Suitability and Title III
By: Tim L. Edgar
The Securities and Exchange Commission recently finalized rules to implement Title III of the JOBS Act and soon true crowdfunding will be legal in the United States.
Regulation Crowdfunding was created by the new Section 4(a)(6) exemption to the Securities Act of 1933 and for the first time it will allow Non-Accredited Investors to invest in primarily start-up and smaller companies through the purchase of private securities. Section 4(a)(6) also created a new intermediary called a registered Funding Portal that is allowed to issue these private securities as well as SEC/FINRA broker-dealers.
I have spent the last year speaking at various conferences in Chicago, Boston, Los Angeles, Phoenix and Miami explaining that securities offered through the Regulation D 506(c ) exemption to the Securities Act is really not “crowdfunding” because the offerings are only available to Accredited Investors as defined by the SEC. Even after the SEC enacted Title IV of the JOBS Act earlier this year, known as Reg A+, we at Hotel Innvestor have continued to utilize the Reg D 506 (c ) exemption even though Reg A+ provides for Non-Accredited Investors to participate in those offerings. For us, it’s more than just the onerous financial reporting and other requirements associated with both Reg A+ and Section 4(a)(6) exemptions, it’s about suitability.
We issue private securities secured by equity ownership in or debt instruments on high-quality hotel projects nationwide through our broker-dealer partner, North Capital Private Securities Corp. These private securities are illiquid and have no readily available secondary market in which to exit the investment. Obviously this is disclosed to our investors and there is a tremendous demand for these alternative investments as evidenced by $1.4 trillion + raised in just Regulation D offerings last year. The reasoning behind the limitation that only Accredited Investors can invest in these securities is primarily liquidity. Although there are multiple ways to qualify as an Accredited Investor, it essentially equates to being a millionaire passive investor. As such, the reasoning goes, you will not need the money invested in these illiquid investments returned to you in the foreseeable future, i.e. you are a suitable investor in these private securities.

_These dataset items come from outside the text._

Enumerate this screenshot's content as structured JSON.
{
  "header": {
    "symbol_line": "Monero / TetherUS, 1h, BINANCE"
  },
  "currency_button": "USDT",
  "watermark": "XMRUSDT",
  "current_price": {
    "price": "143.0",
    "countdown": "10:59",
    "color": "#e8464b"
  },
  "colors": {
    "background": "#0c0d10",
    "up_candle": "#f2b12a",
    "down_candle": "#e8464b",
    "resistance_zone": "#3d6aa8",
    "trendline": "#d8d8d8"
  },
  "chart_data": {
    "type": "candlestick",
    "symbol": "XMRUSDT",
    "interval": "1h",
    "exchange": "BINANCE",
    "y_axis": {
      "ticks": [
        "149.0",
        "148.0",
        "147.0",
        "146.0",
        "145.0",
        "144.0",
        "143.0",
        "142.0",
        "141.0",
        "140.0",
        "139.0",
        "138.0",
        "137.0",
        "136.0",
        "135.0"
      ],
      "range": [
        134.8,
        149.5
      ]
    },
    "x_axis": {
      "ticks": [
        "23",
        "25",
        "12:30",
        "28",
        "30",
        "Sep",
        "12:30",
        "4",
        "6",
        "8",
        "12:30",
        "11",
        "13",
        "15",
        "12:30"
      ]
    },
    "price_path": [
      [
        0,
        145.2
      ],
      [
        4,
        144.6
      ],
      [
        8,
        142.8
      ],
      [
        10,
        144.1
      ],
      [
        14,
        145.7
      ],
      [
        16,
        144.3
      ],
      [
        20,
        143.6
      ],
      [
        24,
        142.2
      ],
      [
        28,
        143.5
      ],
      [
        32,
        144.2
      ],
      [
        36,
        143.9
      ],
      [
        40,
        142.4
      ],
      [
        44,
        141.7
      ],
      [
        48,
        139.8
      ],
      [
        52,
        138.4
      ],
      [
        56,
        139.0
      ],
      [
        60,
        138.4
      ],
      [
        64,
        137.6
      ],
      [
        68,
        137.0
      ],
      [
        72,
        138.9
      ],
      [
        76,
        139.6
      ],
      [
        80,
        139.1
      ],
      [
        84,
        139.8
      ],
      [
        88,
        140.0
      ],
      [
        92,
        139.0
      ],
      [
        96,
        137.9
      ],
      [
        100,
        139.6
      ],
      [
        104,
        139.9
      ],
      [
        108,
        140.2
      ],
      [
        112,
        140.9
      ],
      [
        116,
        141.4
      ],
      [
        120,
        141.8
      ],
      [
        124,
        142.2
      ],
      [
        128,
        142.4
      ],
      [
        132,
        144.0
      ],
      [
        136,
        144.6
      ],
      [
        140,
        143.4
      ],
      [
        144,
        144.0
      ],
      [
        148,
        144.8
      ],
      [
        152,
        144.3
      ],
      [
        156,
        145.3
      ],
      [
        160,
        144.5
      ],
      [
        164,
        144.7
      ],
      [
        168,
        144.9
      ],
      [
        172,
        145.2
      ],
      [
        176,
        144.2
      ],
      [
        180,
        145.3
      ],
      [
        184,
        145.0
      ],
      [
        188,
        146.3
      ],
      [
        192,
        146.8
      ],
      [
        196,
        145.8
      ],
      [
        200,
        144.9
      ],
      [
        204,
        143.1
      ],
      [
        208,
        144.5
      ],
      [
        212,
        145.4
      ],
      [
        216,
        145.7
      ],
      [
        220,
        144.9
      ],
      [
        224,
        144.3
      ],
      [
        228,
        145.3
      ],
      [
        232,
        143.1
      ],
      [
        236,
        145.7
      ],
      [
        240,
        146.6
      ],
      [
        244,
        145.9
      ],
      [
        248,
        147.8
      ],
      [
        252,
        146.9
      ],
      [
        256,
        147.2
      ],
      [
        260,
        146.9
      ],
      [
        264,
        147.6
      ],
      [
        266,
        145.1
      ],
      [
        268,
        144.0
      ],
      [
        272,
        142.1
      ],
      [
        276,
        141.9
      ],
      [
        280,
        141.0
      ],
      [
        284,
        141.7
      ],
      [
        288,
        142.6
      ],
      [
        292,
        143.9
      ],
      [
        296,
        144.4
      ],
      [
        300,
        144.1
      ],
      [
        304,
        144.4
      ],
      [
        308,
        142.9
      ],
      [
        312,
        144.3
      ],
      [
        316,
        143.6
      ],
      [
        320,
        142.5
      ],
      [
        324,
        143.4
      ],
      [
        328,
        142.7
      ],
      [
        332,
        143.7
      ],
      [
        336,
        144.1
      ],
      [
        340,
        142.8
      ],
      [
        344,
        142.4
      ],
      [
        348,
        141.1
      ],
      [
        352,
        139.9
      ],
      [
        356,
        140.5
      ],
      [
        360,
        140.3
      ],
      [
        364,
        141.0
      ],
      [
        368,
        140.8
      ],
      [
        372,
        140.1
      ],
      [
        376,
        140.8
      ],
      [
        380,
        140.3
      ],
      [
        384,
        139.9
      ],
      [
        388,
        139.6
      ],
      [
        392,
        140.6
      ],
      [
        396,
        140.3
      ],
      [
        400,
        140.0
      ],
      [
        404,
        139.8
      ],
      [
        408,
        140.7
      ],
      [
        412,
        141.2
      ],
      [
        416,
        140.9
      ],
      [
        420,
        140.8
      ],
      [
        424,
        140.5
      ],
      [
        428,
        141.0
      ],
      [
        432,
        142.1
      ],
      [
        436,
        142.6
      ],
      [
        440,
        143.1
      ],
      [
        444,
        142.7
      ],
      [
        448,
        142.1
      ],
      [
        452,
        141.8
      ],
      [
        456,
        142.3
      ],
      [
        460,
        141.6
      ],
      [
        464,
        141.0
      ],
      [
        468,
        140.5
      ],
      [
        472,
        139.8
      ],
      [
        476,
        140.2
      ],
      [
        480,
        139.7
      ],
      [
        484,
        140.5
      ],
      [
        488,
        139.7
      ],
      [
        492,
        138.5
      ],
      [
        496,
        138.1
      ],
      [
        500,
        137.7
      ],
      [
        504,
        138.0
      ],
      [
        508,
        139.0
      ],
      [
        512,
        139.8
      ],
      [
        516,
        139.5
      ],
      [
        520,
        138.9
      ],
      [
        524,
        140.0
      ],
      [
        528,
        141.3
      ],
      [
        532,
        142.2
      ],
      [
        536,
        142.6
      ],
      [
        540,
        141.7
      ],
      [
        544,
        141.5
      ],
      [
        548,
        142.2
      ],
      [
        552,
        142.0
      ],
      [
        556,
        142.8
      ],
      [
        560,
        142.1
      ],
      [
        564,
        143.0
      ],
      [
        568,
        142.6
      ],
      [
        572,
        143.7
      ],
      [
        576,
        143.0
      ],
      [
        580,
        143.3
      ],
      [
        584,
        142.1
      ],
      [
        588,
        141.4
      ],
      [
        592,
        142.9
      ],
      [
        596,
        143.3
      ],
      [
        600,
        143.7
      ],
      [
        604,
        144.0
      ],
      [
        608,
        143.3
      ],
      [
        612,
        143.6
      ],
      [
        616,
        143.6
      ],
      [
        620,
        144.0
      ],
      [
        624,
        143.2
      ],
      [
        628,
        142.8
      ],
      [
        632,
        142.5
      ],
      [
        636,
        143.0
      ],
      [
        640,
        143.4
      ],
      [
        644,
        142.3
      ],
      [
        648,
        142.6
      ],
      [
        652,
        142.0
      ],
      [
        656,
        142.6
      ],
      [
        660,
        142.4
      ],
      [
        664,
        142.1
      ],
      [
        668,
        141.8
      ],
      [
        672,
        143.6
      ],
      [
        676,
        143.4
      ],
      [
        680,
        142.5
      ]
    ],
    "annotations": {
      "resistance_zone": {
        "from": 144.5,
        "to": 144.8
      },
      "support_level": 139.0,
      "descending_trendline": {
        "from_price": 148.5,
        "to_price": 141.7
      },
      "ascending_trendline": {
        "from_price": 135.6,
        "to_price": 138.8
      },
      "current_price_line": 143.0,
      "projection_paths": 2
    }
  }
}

Hotel Innvestor’s primary focus is select service, extended stay and premium limited service hotels with a minimum $75 REVPAR (revenue per available room.) As such, the investment capital required by these types of hotels is invariably in the multi millions of dollars. Section 4(a)(6) offerings are capped at $1 million, so the suitability of this exemption for the types of hotels that we focus on is certainly suspect. The initial and ongoing audited financial reporting requirements under this exemption make it virtually untenable.
Regulation D offerings have been in existence since 1984 and as I mentioned previously, it is a trillion dollar marketplace annually. The characteristics of all Reg D offerings are that Accredited Investors pay a fee to an SEC/FINRA broker-dealer to invest in illiquid private securities in start-up and smaller companies that do not have the capacity for an initial public offering. Section 4(a)(6) has created a new entity called a registered Funding Portal. These Funding Portals can act as an intermediary in offering these securities in reliance on this new exemption to the Securities Act, as long as they abide by certain regulations that include not promoting the sale of these securities and not offering investment advice or recommendations. Thus Funding Portals and their associated persons are not FINRA licensed and receive compensation for issuing securities that they cannot recommend or solicit. As a passive investor, I question the suitability of investing in a private security through such an intermediary and the conflict of interests in the prohibition of recommending or soliciting securities that you get compensated for selling.
Although many in the industry have hailed the enactment of Title III through the Section 4(a)(6) exemption, we feel there is a tremendous potential for legal liability in selling illiquid private securities to Non-Accredited Investors based on suitability of the investment. Hotel Innvestor will continue to utilize the Reg D 506(c )exemption in our offerings because of our belief that it is better suited for both the Sponsor and the Accredited Investors. We also feel these securities are better served being issued by knowledgeable, licensed professionals issued in an SEC/FINRA compliant manner through a broker-dealer.